Tuesday, August 13, 2013

Profiling on superscalar architectures, or "no, instruction counts don't necessarily matter nowdays.."

I could spend a lot of time brain dumping various things to do with profiling on anything more recent than Pentium 1 (or, well, anything remotely to do with MIPS of that era, but I digress.) In any case, there's plenty of useful writings about it so I'm not going to - just jump over to https://wiki.freebsd.org/AdrianChadd/ProfilingNotes .

However, I thought I'd provide a basic example of where "instructions" doesn't actually matter, as well as a shortcoming of the current FreeBSD tools.

My network testing stack does a whole lot of read() and write() syscalls to achieve its goal. For those who know what's going on, I hope you know where I'm taking this. Anyway..

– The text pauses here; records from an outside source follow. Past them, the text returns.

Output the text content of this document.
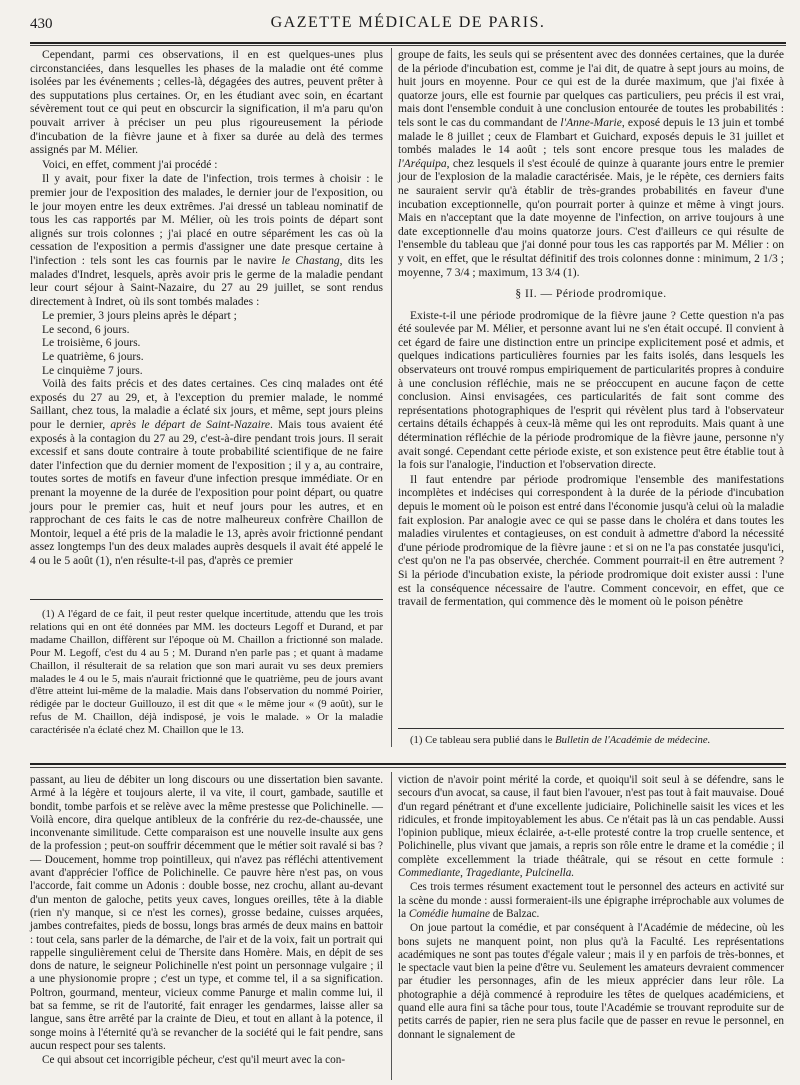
430	GAZETTE MÉDICALE DE PARIS.

Cependant, parmi ces observations, il en est quelques-unes plus circonstanciées, dans lesquelles les phases de la maladie ont été comme isolées par les événements ; celles-là, dégagées des autres, peuvent prêter à des supputations plus certaines. Or, en les étudiant avec soin, en écartant sévèrement tout ce qui peut en obscurcir la signification, il m'a paru qu'on pouvait arriver à préciser un peu plus rigoureusement la période d'incubation de la fièvre jaune et à fixer sa durée au delà des termes assignés par M. Mélier.

Voici, en effet, comment j'ai procédé :

Il y avait, pour fixer la date de l'infection, trois termes à choisir : le premier jour de l'exposition des malades, le dernier jour de l'exposition, ou le jour moyen entre les deux extrêmes. J'ai dressé un tableau nominatif de tous les cas rapportés par M. Mélier, où les trois points de départ sont alignés sur trois colonnes ; j'ai placé en outre séparément les cas où la cessation de l'exposition a permis d'assigner une date presque certaine à l'infection : tels sont les cas fournis par le navire le Chastang, dits les malades d'Indret, lesquels, après avoir pris le germe de la maladie pendant leur court séjour à Saint-Nazaire, du 27 au 29 juillet, se sont rendus directement à Indret, où ils sont tombés malades :

Le premier, 3 jours pleins après le départ ;

Le second, 6 jours.

Le troisième, 6 jours.

Le quatrième, 6 jours.

Le cinquième 7 jours.

Voilà des faits précis et des dates certaines. Ces cinq malades ont été exposés du 27 au 29, et, à l'exception du premier malade, le nommé Saillant, chez tous, la maladie a éclaté six jours, et même, sept jours pleins pour le dernier, après le départ de Saint-Nazaire. Mais tous avaient été exposés à la contagion du 27 au 29, c'est-à-dire pendant trois jours. Il serait excessif et sans doute contraire à toute probabilité scientifique de ne faire dater l'infection que du dernier moment de l'exposition ; il y a, au contraire, toutes sortes de motifs en faveur d'une infection presque immédiate. Or en prenant la moyenne de la durée de l'exposition pour point départ, ou quatre jours pour le premier cas, huit et neuf jours pour les autres, et en rapprochant de ces faits le cas de notre malheureux confrère Chaillon de Montoir, lequel a été pris de la maladie le 13, après avoir frictionné pendant assez longtemps l'un des deux malades auprès desquels il avait été appelé le 4 ou le 5 août (1), n'en résulte-t-il pas, d'après ce premier

groupe de faits, les seuls qui se présentent avec des données certaines, que la durée de la période d'incubation est, comme je l'ai dit, de quatre à sept jours au moins, de huit jours en moyenne. Pour ce qui est de la durée maximum, que j'ai fixée à quatorze jours, elle est fournie par quelques cas particuliers, peu précis il est vrai, mais dont l'ensemble conduit à une conclusion entourée de toutes les probabilités : tels sont le cas du commandant de l'Anne-Marie, exposé depuis le 13 juin et tombé malade le 8 juillet ; ceux de Flambart et Guichard, exposés depuis le 31 juillet et tombés malades le 14 août ; tels sont encore presque tous les malades de l'Aréquipa, chez lesquels il s'est écoulé de quinze à quarante jours entre le premier jour de l'explosion de la maladie caractérisée. Mais, je le répète, ces derniers faits ne sauraient servir qu'à établir de très-grandes probabilités en faveur d'une incubation exceptionnelle, qu'on pourrait porter à quinze et même à vingt jours. Mais en n'acceptant que la date moyenne de l'infection, on arrive toujours à une date exceptionnelle d'au moins quatorze jours. C'est d'ailleurs ce qui résulte de l'ensemble du tableau que j'ai donné pour tous les cas rapportés par M. Mélier : on y voit, en effet, que le résultat définitif des trois colonnes donne : minimum, 2 1/3 ; moyenne, 7 3/4 ; maximum, 13 3/4 (1).

§ II. — Période prodromique.

Existe-t-il une période prodromique de la fièvre jaune ? Cette question n'a pas été soulevée par M. Mélier, et personne avant lui ne s'en était occupé. Il convient à cet égard de faire une distinction entre un principe explicitement posé et admis, et quelques indications particulières fournies par les faits isolés, dans lesquels les observateurs ont trouvé rompus empiriquement de particularités propres à conduire à une conclusion réfléchie, mais ne se préoccupent en aucune façon de cette conclusion. Ainsi envisagées, ces particularités de fait sont comme des représentations photographiques de l'esprit qui révèlent plus tard à l'observateur certains détails échappés à ceux-là même qui les ont reproduits. Mais quant à une détermination réfléchie de la période prodromique de la fièvre jaune, personne n'y avait songé. Cependant cette période existe, et son existence peut être établie tout à la fois sur l'analogie, l'induction et l'observation directe.

Il faut entendre par période prodromique l'ensemble des manifestations incomplètes et indécises qui correspondent à la durée de la période d'incubation depuis le moment où le poison est entré dans l'économie jusqu'à celui où la maladie fait explosion. Par analogie avec ce qui se passe dans le choléra et dans toutes les maladies virulentes et contagieuses, on est conduit à admettre d'abord la nécessité d'une période prodromique de la fièvre jaune : et si on ne l'a pas constatée jusqu'ici, c'est qu'on ne l'a pas observée, cherchée. Comment pourrait-il en être autrement ? Si la période d'incubation existe, la période prodromique doit exister aussi : l'une est la conséquence nécessaire de l'autre. Comment concevoir, en effet, que ce travail de fermentation, qui commence dès le moment où le poison pénètre

(1) A l'égard de ce fait, il peut rester quelque incertitude, attendu que les trois relations qui en ont été données par MM. les docteurs Legoff et Durand, et par madame Chaillon, diffèrent sur l'époque où M. Chaillon a frictionné son malade. Pour M. Legoff, c'est du 4 au 5 ; M. Durand n'en parle pas ; et quant à madame Chaillon, il résulterait de sa relation que son mari aurait vu ses deux premiers malades le 4 ou le 5, mais n'aurait frictionné que le quatrième, peu de jours avant d'être atteint lui-même de la maladie. Mais dans l'observation du nommé Poirier, rédigée par le docteur Guillouzo, il est dit que « le même jour « (9 août), sur le refus de M. Chaillon, déjà indisposé, je vois le malade. » Or la maladie caractérisée n'a éclaté chez M. Chaillon que le 13.

(1) Ce tableau sera publié dans le Bulletin de l'Académie de médecine.

passant, au lieu de débiter un long discours ou une dissertation bien savante. Armé à la légère et toujours alerte, il va vite, il court, gambade, sautille et bondit, tombe parfois et se relève avec la même prestesse que Polichinelle. —Voilà encore, dira quelque antibleux de la confrérie du rez-de-chaussée, une inconvenante similitude. Cette comparaison est une nouvelle insulte aux gens de la profession ; peut-on souffrir décemment que le métier soit ravalé si bas ? — Doucement, homme trop pointilleux, qui n'avez pas réfléchi attentivement avant d'apprécier l'office de Polichinelle. Ce pauvre hère n'est pas, on vous l'accorde, fait comme un Adonis : double bosse, nez crochu, allant au-devant d'un menton de galoche, petits yeux caves, longues oreilles, tête à la diable (rien n'y manque, si ce n'est les cornes), grosse bedaine, cuisses arquées, jambes contrefaites, pieds de bossu, longs bras armés de deux mains en battoir : tout cela, sans parler de la démarche, de l'air et de la voix, fait un portrait qui rappelle singulièrement celui de Thersite dans Homère. Mais, en dépit de ses dons de nature, le seigneur Polichinelle n'est point un personnage vulgaire ; il a une physionomie propre ; c'est un type, et comme tel, il a sa signification. Poltron, gourmand, menteur, vicieux comme Panurge et malin comme lui, il bat sa femme, se rit de l'autorité, fait enrager les gendarmes, laisse aller sa langue, sans être arrêté par la crainte de Dieu, et tout en allant à la potence, il songe moins à l'éternité qu'à se revancher de la société qui le fait pendre, sans aucun respect pour ses talents.

Ce qui absout cet incorrigible pécheur, c'est qu'il meurt avec la con-

viction de n'avoir point mérité la corde, et quoiqu'il soit seul à se défendre, sans le secours d'un avocat, sa cause, il faut bien l'avouer, n'est pas tout à fait mauvaise. Doué d'un regard pénétrant et d'une excellente judiciaire, Polichinelle saisit les vices et les ridicules, et fronde impitoyablement les abus. Ce n'était pas là un cas pendable. Aussi l'opinion publique, mieux éclairée, a-t-elle protesté contre la trop cruelle sentence, et Polichinelle, plus vivant que jamais, a repris son rôle entre le drame et la comédie ; il complète excellemment la triade théâtrale, qui se résout en cette formule : Commediante, Tragediante, Pulcinella.

Ces trois termes résument exactement tout le personnel des acteurs en activité sur la scène du monde : aussi formeraient-ils une épigraphe irréprochable aux volumes de la Comédie humaine de Balzac.

On joue partout la comédie, et par conséquent à l'Académie de médecine, où les bons sujets ne manquent point, non plus qu'à la Faculté. Les représentations académiques ne sont pas toutes d'égale valeur ; mais il y en parfois de très-bonnes, et le spectacle vaut bien la peine d'être vu. Seulement les amateurs devraient commencer par étudier les personnages, afin de les mieux apprécier dans leur rôle. La photographie a déjà commencé à reproduire les têtes de quelques académiciens, et quand elle aura fini sa tâche pour tous, toute l'Académie se trouvant reproduite sur de petits carrés de papier, rien ne sera plus facile que de passer en revue le personnel, en donnant le signalement de
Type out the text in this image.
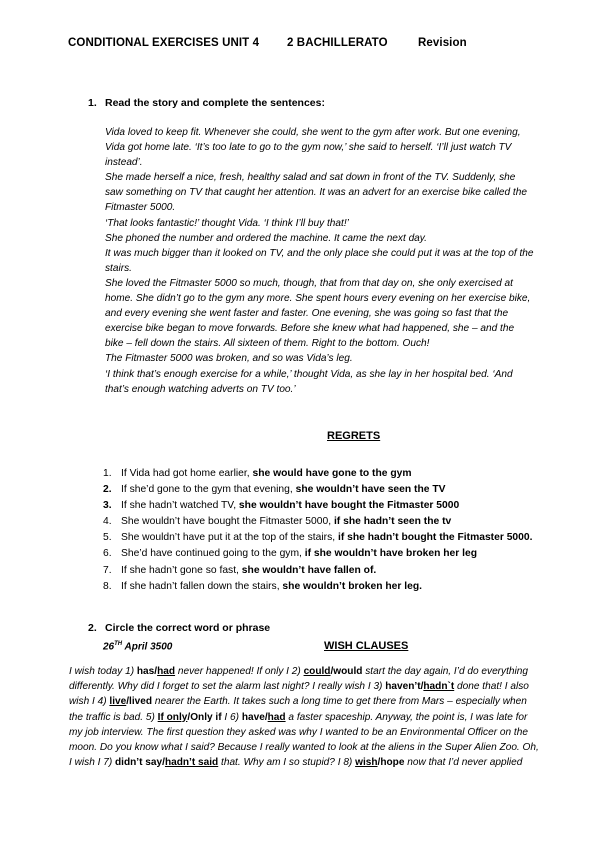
CONDITIONAL EXERCISES UNIT 4 2 BACHILLERATO	Revision
1. Read the story and complete the sentences:

Vida loved to keep fit. Whenever she could, she went to the gym after work. But one evening, Vida got home late. ‘It’s too late to go to the gym now,’ she said to herself. ‘I’ll just watch TV instead’.

She made herself a nice, fresh, healthy salad and sat down in front of the TV. Suddenly, she saw something on TV that caught her attention. It was an advert for an exercise bike called the Fitmaster 5000.

‘That looks fantastic!’ thought Vida. ‘I think I’ll buy that!’

She phoned the number and ordered the machine. It came the next day.

It was much bigger than it looked on TV, and the only place she could put it was at the top of the stairs.

She loved the Fitmaster 5000 so much, though, that from that day on, she only exercised at home. She didn’t go to the gym any more. She spent hours every evening on her exercise bike, and every evening she went faster and faster. One evening, she was going so fast that the exercise bike began to move forwards. Before she knew what had happened, she – and the bike – fell down the stairs. All sixteen of them. Right to the bottom. Ouch!

The Fitmaster 5000 was broken, and so was Vida’s leg.

‘I think that’s enough exercise for a while,’ thought Vida, as she lay in her hospital bed. ‘And that’s enough watching adverts on TV too.’

REGRETS
1. If Vida had got home earlier, she would have gone to the gym
2. If she’d gone to the gym that evening, she wouldn’t have seen the TV
3. If she hadn’t watched TV, she wouldn’t have bought the Fitmaster 5000
4. She wouldn’t have bought the Fitmaster 5000, if she hadn’t seen the tv
5. She wouldn’t have put it at the top of the stairs, if she hadn’t bought the Fitmaster 5000.
6. She’d have continued going to the gym, if she wouldn’t have broken her leg
7. If she hadn’t gone so fast, she wouldn’t have fallen of.
8. If she hadn’t fallen down the stairs, she wouldn’t broken her leg.
2. Circle the correct word or phrase
26TH April 3500	WISH CLAUSES
I wish today 1) has/had never happened! If only I 2) could/would start the day again, I’d do everything differently. Why did I forget to set the alarm last night? I really wish I 3) haven’t/hadn`t done that! I also wish I 4) live/lived nearer the Earth. It takes such a long time to get there from Mars – especially when the traffic is bad. 5) If only/Only if I 6) have/had a faster spaceship. Anyway, the point is, I was late for my job interview. The first question they asked was why I wanted to be an Environmental Officer on the moon. Do you know what I said? Because I really wanted to look at the aliens in the Super Alien Zoo. Oh, I wish I 7) didn’t say/hadn’t said that. Why am I so stupid? I 8) wish/hope now that I’d never applied
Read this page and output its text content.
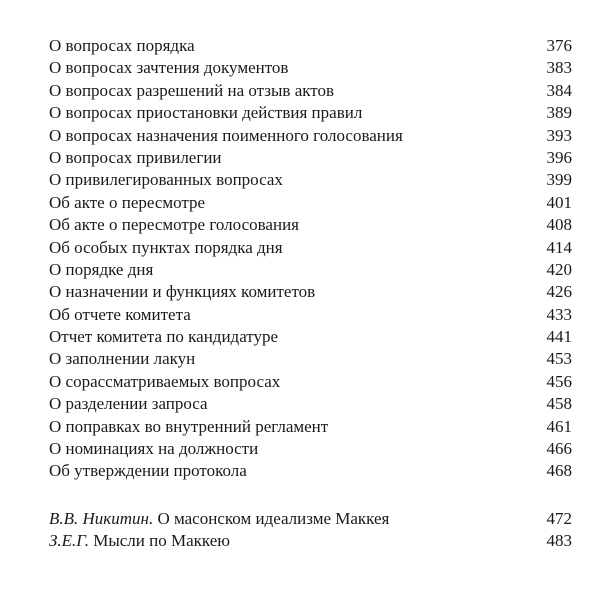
О вопросах порядка	376
О вопросах зачтения документов	383
О вопросах разрешений на отзыв актов	384
О вопросах приостановки действия правил	389
О вопросах назначения поименного голосования	393
О вопросах привилегии	396
О привилегированных вопросах	399
Об акте о пересмотре	401
Об акте о пересмотре голосования	408
Об особых пунктах порядка дня	414
О порядке дня	420
О назначении и функциях комитетов	426
Об отчете комитета	433
Отчет комитета по кандидатуре	441
О заполнении лакун	453
О сорассматриваемых вопросах	456
О разделении запроса	458
О поправках во внутренний регламент	461
О номинациях на должности	466
Об утверждении протокола	468
В.В. Никитин. О масонском идеализме Маккея	472
З.Е.Г. Мысли по Маккею	483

Firstly, the standard. "pmcstat -S instructions -T". This prints a "top" like output counting instructions retired.
Figure 1. # pmcstat -S instructions -T -w 5

This looks like the contention is in the mutexes protecting socket receive and the TCP output path. Sure, but why is it contending?

The problem with doing it based on instructions retired is that it hides any issues to do with stalls. There's a bunch of sources of potential stalls - memory reads, memory writes, stuff not being in cache but being needed for instructions that are running. They're generally either side-effects of operations not being able to complete in time (eg if you have a whole lot of completed operations that need to push stuff out to memory to continue, but there's no free bandwidth to queue memory writes) but sometimes it's just from straight bulk memory copies.

If you're interested about the Intel microarchitecture and how all of these pieces fit together to process an instruction stream in parallel, with all of the memory controller paths coming in and out, have a read of this: http://software.intel.com/sites/products/collateral/hpc/vtune/performance_analysis_guide.pdf .

Ok, so let's look at general stalls. There's a bunch of L1, L2, LLC (last level cache, think "L3" here) operations that can be looked at, as well as stuff that FreeBSD's PMC framework doesn't support  - notably some of the stuff on the "uncore" - the shared cache and pipelines between all cores on a socket. It supports the events implemented using MSRs, but not events implemented using the PCIe configuration space.

So, without further ado:

Figure 2. # pmcstat -S RESOURCE_STALLS.ANY -T -w 5
Yup. This looks much more like what I'd expect. The CPU is stalled doing copyout(). This is a mostly-read() workload, so that's what I'd expect. mb_free_ext() is interesting; I'll go look at that.

Now, copyout() is doing a bulk copy. So, yes - I'd expect that to be hurting. mb_free_ext() shouldn't be doing very much work though - I'll do some digging to see what's going on there.

The final output is from the Intel performance tuning overview tools. You can find them here - http://software.intel.com/en-us/articles/intel-performance-counter-monitor-a-better-way-to-measure-cpu-utilization . There's a nice overview tool (pcm.x) which will output the basic system overview. I like this; it gives a very simple overview of how efficient things are.
Figure 3. "pmc.x 1" running on FreeBSD-10.

Now, this isn't a stock version of pcm.x - I've hacked it up to look slightly saner when doing live reporting - but it still provides exactly the same output in that format. Note the instructions per CPU cycle and the amount of cache misses. It's .. very inefficient. Tsk.

So in summary - don't just do instruction count based profiling. You want to establish whether there are any memory and cache bottlenecks. If you're doing HPC, you want to also check to see if you're hitting SSE, FPU, divider unit and other kinds of math processing stalls.

Now - what would I like to see in FreeBSD?

  • The hwpmc framework needs to grow support for more of the socket and system events - right now it's very "core" focused.
  • Some better top-level tools to provide a system summary like Intel's pcm.x tool would be nice.
  • Some better documentation (read: better than just this wiki page!) looking at how to actually profile and understand system behaviour would be desirable.
  • .. and tying this into dtrace would be great too.
  • Once we get some (more) NUMA awareness, it would be great to have the uncore stuff reporting on things like QPI traffic, cache line and memory accesses from remote sockets/cores, and other stuff to do with NUMA allocation and awareness.
Mostly, however, I'd like to get this stuff into the hands of developers sooner rather than later so they can start running this as a normal day to day thing.


  1. Hi Adrian,
    I think it's not correct to say the "uncore stuffs" are not supported. Take a look at sys/dev/hwpmc/hwpmc_uncore.c where the relevant bits are. Also, I'm the guy who added support for SandyBrigde (Model 0x2A) and I'm pretty sure uncore support is there (at least for that platform). So, I think it's fair to say "some microarchs lack uncore support" rather than "FreeBSD lacks uncore support".



  2. Aha! Let me amend the blog post! Thanks Davide!